Pak Hairuddin yang memang tergolong anggota Dewan, sengaja berhadir untuk menyaksikan acara pelantikan Kepala Desa tempat tinggalnya. Lelaki berjas hitam itu dengan angkuh mengatakan bahwa dirinya enggan bertobat saat salah satu rekannya bertanya tentang uang suap yang ia terima.


  • Ngapain tobat sekarang, toh kiamat masih lama


Kira-kira begitulah kata-kata yang sempat tertangkap oleh gendang telinga Pak Sumanto.

"Tapi Ibu tau apa yang terjadi sama Pak Hairuddin sekarang?"

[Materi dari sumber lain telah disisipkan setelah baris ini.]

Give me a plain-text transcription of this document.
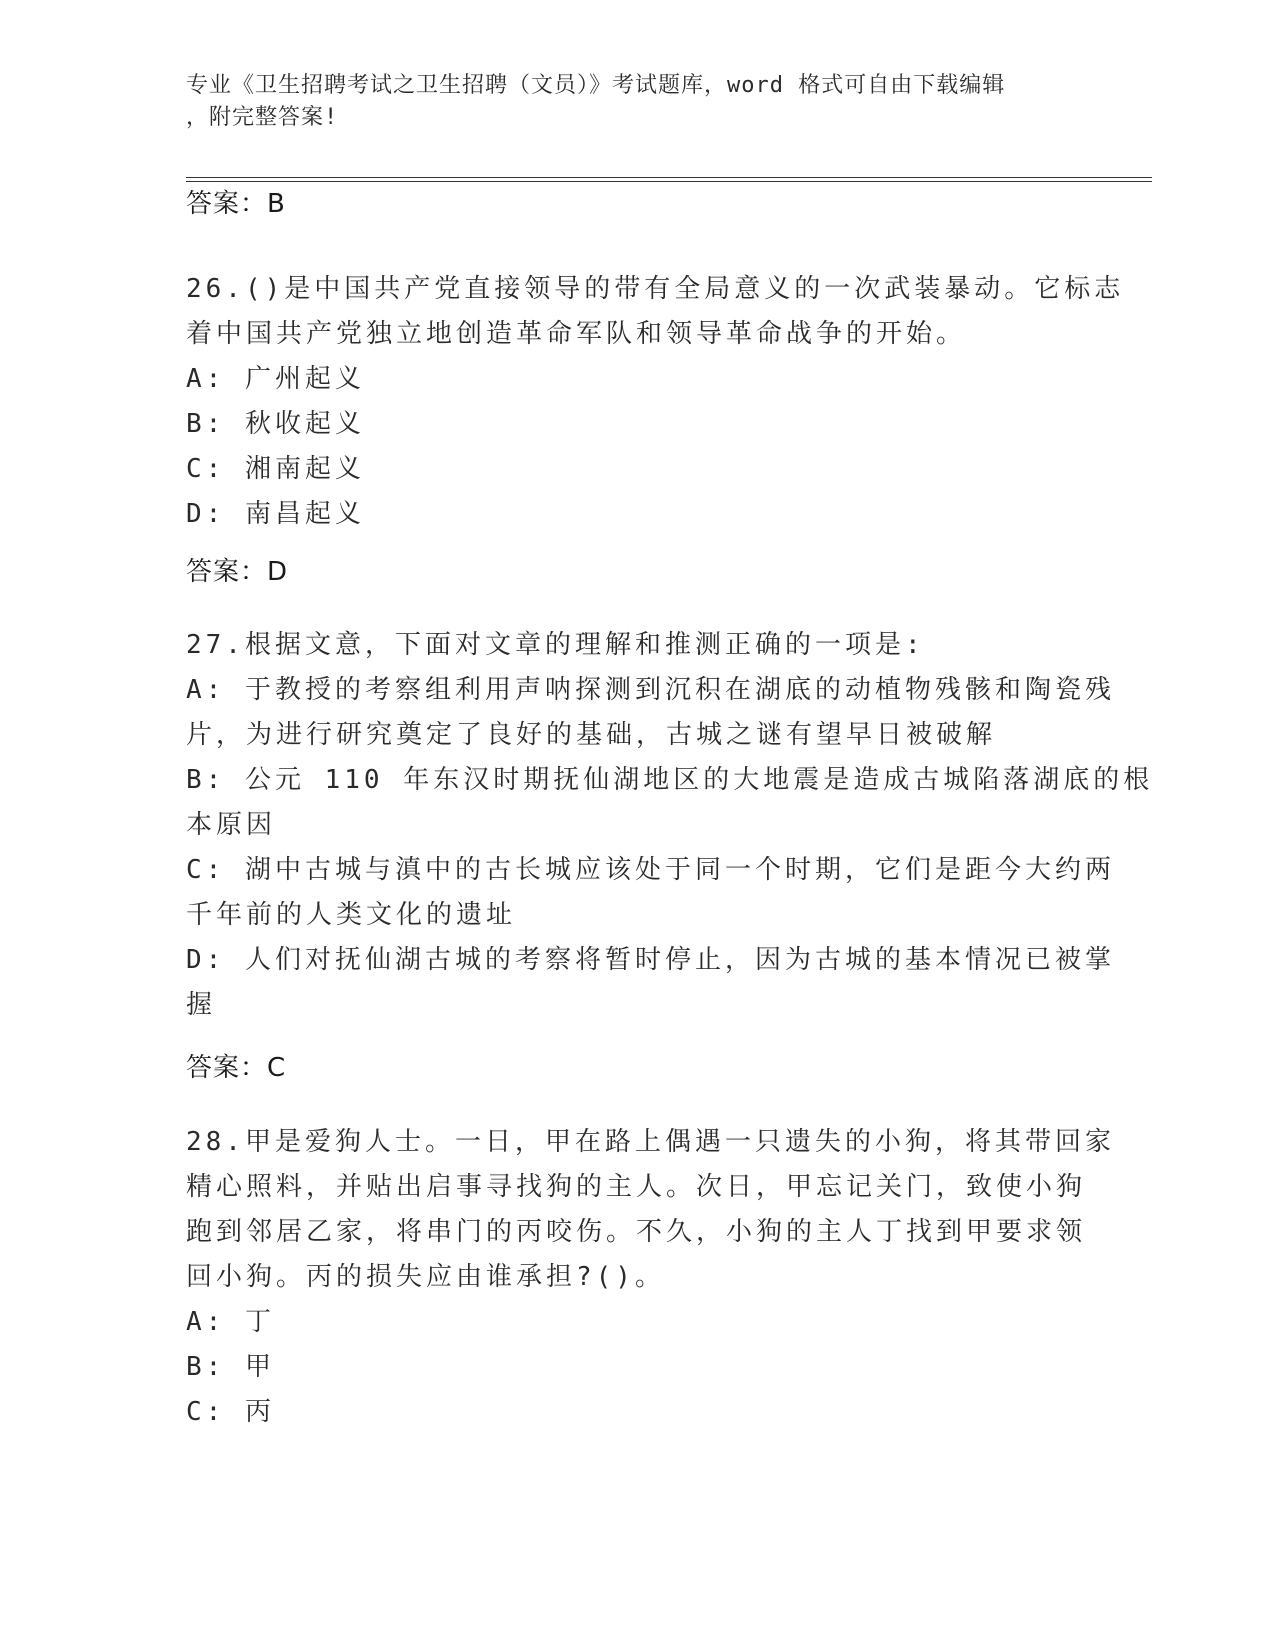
专业《卫生招聘考试之卫生招聘（文员）》考试题库，word 格式可自由下载编辑
，附完整答案!
答案：B
26.()是中国共产党直接领导的带有全局意义的一次武装暴动。它标志
着中国共产党独立地创造革命军队和领导革命战争的开始。
A: 广州起义
B: 秋收起义
C: 湘南起义
D: 南昌起义
答案：D
27.根据文意，下面对文章的理解和推测正确的一项是:
A: 于教授的考察组利用声呐探测到沉积在湖底的动植物残骸和陶瓷残
片，为进行研究奠定了良好的基础，古城之谜有望早日被破解
B: 公元 110 年东汉时期抚仙湖地区的大地震是造成古城陷落湖底的根
本原因
C: 湖中古城与滇中的古长城应该处于同一个时期，它们是距今大约两
千年前的人类文化的遗址
D: 人们对抚仙湖古城的考察将暂时停止，因为古城的基本情况已被掌
握
答案：C
28.甲是爱狗人士。一日，甲在路上偶遇一只遗失的小狗，将其带回家
精心照料，并贴出启事寻找狗的主人。次日，甲忘记关门，致使小狗
跑到邻居乙家，将串门的丙咬伤。不久，小狗的主人丁找到甲要求领
回小狗。丙的损失应由谁承担?()。
A: 丁
B: 甲
C: 丙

Bu Lastri menggeleng kuat. Dari pancaran matanya bisa dipastikan Bu Lastri sedang cemas dan was-was.

"Memang beliau kenapa, Pak?

"Selang dua hari Bapak ketemu beliau, beliau dikabarkan meninggal dunia. Beliau ditemukan tewas di sebuah hotel bintang lima bersama seorang wanita. Dari desas-desus yang Bapak dengar, Pak Hairuddin tewas seusai pesta sabu dengan cewek yang katanya pelakor. Entah itu benar atau tidak masih diselidiki oleh polisi," jelas Pak Sumanto.

"Naudzubillah min dzalik, Bapak jangan ngedoain Ibu dong."

"Lah, yang ngedoain ibu siapa? Wong Bapak cuma cerita kalau Pak Hairuddin meninggal dunia."

"Tapi kan omongan Ibu tadi mirip omongan beliau sebelum meninggal. Ibu takut, Pak," rengek Bu Lastri bergelayut manja di lengan suaminya.

"Hahaha ... Ibu ini ada-ada aja. Urusan mati itu udah diatur Tuhan, Buk. Nggak perlu takut, semuanya pasti bakal ngerasain."

"Iya, Pak. Wajar aja kan kalau takut."

"Yah, namanya juga manusia, wajarlah kalau takut. Setidaknya sebelum mati kita bertaubat dulu, jangan nunggu kiamat baru tobat. Nah, kalau kematian yang duluan menjemput gimana?"

"Ya nggak sempat, Pak."

"Nah, itu Ibu tau. Yuk kita masuk. Bapak dari tadi digigitan nyamuk terus," ajak Pak Sumanto kemudian berdiri.

"Enak mana digigit nyamuk sama digigit Ibu, Pak."

Pak Sumanto diam beberapa detik lalu berkata, "Kayaknya lebih enak digigit Juminten."

"BAPAKKK!!" teriak Bu Lastri mendengar jawaban Pak Sumanto yang kini sedang berlari kencang memasuki rumah sambil terbahak-bahak.